SPARQL Magic Properties | AllegroGraph 7.0.0

Introduction

See the Defining Magic Properties Tutorial for more information on how to define your own magic properites using Lisp.

A Magic Property is a predicate in a SPARQL query that produces bindings using something other than simple subgraph matching. These extensions provide a much richer query environment at the cost of non-portability. AllegroGraph has long supported a Magic Property to enable freetext queries and to interface to Solr and MongoDB. For example, when a query contains a pattern like

?subject fti:match 'baseball' .

AllegroGraph does not look at the triples in the triple-store to find matching patterns; rather, it uses the freetext index to find the triples that have objects with baseball in their text.

AllegroGraph includes both enhanced Magic Properties for freetext queries and new properties to enable SPARQL queries to access Geospatial, Temporal and Social Network Analysis.

Note that Magic Properties can use patterns with multiple inputs and outputs. SPARQL's list notation provides a syntactic sugar to make this quite readable. Here is an example that looks for text matching willows in the freetext index named titles and then binds ?book to the matches it finds:

select * {  
  ?book fti:match ('willows' 'titles' ) .  
}

This parenthetical notation uses SPARQL's (and Turtle's) syntactic sugar for the longer (and harder to read!) but equivalent query:

SELECT * {  
  ?book fti:match _:b0 .  
  _:b0 rdf:first "willows" .  
  _:b0 rdf:rest _:b1 .  
  _:b1 rdf:first "titles" .  
  _:b1 rdf:rest rdf:nil  
}

Freetext

AllegroGraph supports freetext queries with enhancements that allow the selection of the index to use and the easy retrieval of the object of any matching triples. Both fti:match and fti:matchExpression provide the same four pattern forms:

?subject fti:match 'text to query' .
(?subject ?object) fti:match 'text to query' .
?subject fti:match ('text to query' 'index name') .
(?subject ?object) fti:match ('text to query' 'index name') .

The second and fourth forms bind the second variable on the subject side to the object of any matching triples.

Note that both the query text and the index name must be constants. You can, however, specify a particular subject or object to have the Magic Property act as a filter. For example,

<ex:wind_in_the_williows> fti:match ('toad' 'characters') .

would succeed if and only if the freetext index named characters indexed a triple with subject <ex:wind_in_the_williows> whose object contained toad.

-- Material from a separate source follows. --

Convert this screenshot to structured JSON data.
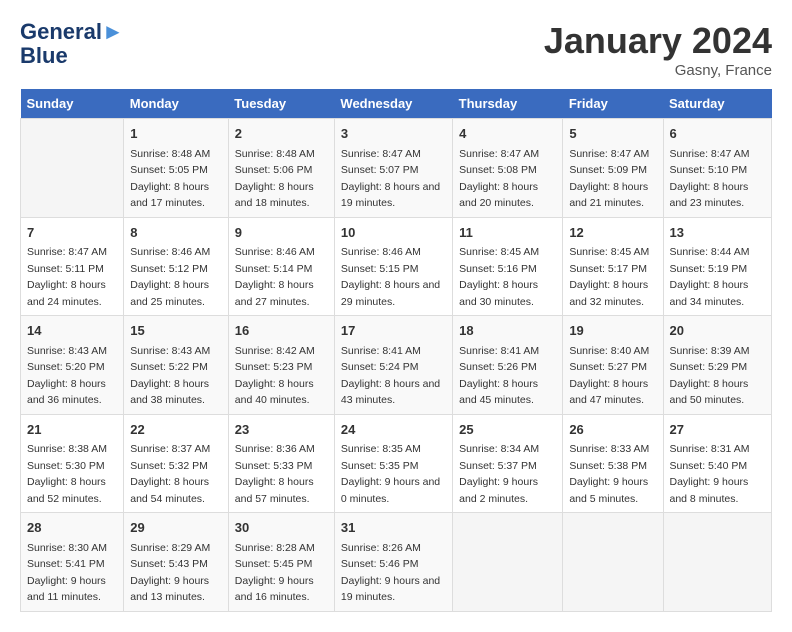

n-Dimensional (nD) Geospatial

The nD geospatial facility is described generally in nD Geospatial Overview. A tutorial is in the nD Geospatial Usage Guide. The magic properties for making nD geospatial queries are listed below in the Magic properties list.

The Lisp interface to nD geospatial is described here in the Lisp Reference.

The nD definitions that follow use these prefix definitions:

PREFIX geofn: <http://franz.com/ns/allegrograph/3.0/geospatial/fn/>  
PREFIX geo:   <http://franz.com/ns/allegrograph/3.0/geospatial/>  
PREFIX nd:    <http://franz.com/ns/allegrograph/5.0/geo/nd#>   
PREFIX ndfn:  <http://franz.com/ns/allegrograph/5.0/geo/nd/fn#>   
PREFIX :      <http://franz.com/ns/keyword#>

The several SPARQL Magic Predicates in both systems (nD and 2D) find triples in the store based on their encoded data. To use a geospatial Magic Property in either system you must ensure that the query engine can determine the geospatial subtype based on the triple predicate. This can be done by creating a predicate type mapping between the predicate and the subtype. The mechanics of this vary with the client. For example, in the Python client we could create a predicate mapping between <http://example.com/pointLatLong> and the spherical geospatial subtype with a strip width of 1 kilometer using code like:

geoSubtype = conn.createURI("http://franz.com/ns/allegrograph/3.0/geospatial/spherical/km/-180.0/180.0/-90.0/90.0/1")  
latlon = conn.createURI("http://example.com/pointLatLong")  
conn.registerDatatypeMapping(datatype=geoSubtype, predicate=latlon, nativeType="int")

These links document establishing a predicate mapping in HTTP, Lisp, Java, and Python.

2D Geospatial

2D SPARQL Magic Properties are no longer supported.

SNA

AllegroGraph now provides Magic Properties that work with its Social Networking Analysis (SNA) Library. Recall that the SNA functions use abstract generators to specify which nodes in the graph are neighbors. You can define generators using the existing client APIs or via SPARQL (see below). To use a generator with the Magic Properties, you must name it with a URI.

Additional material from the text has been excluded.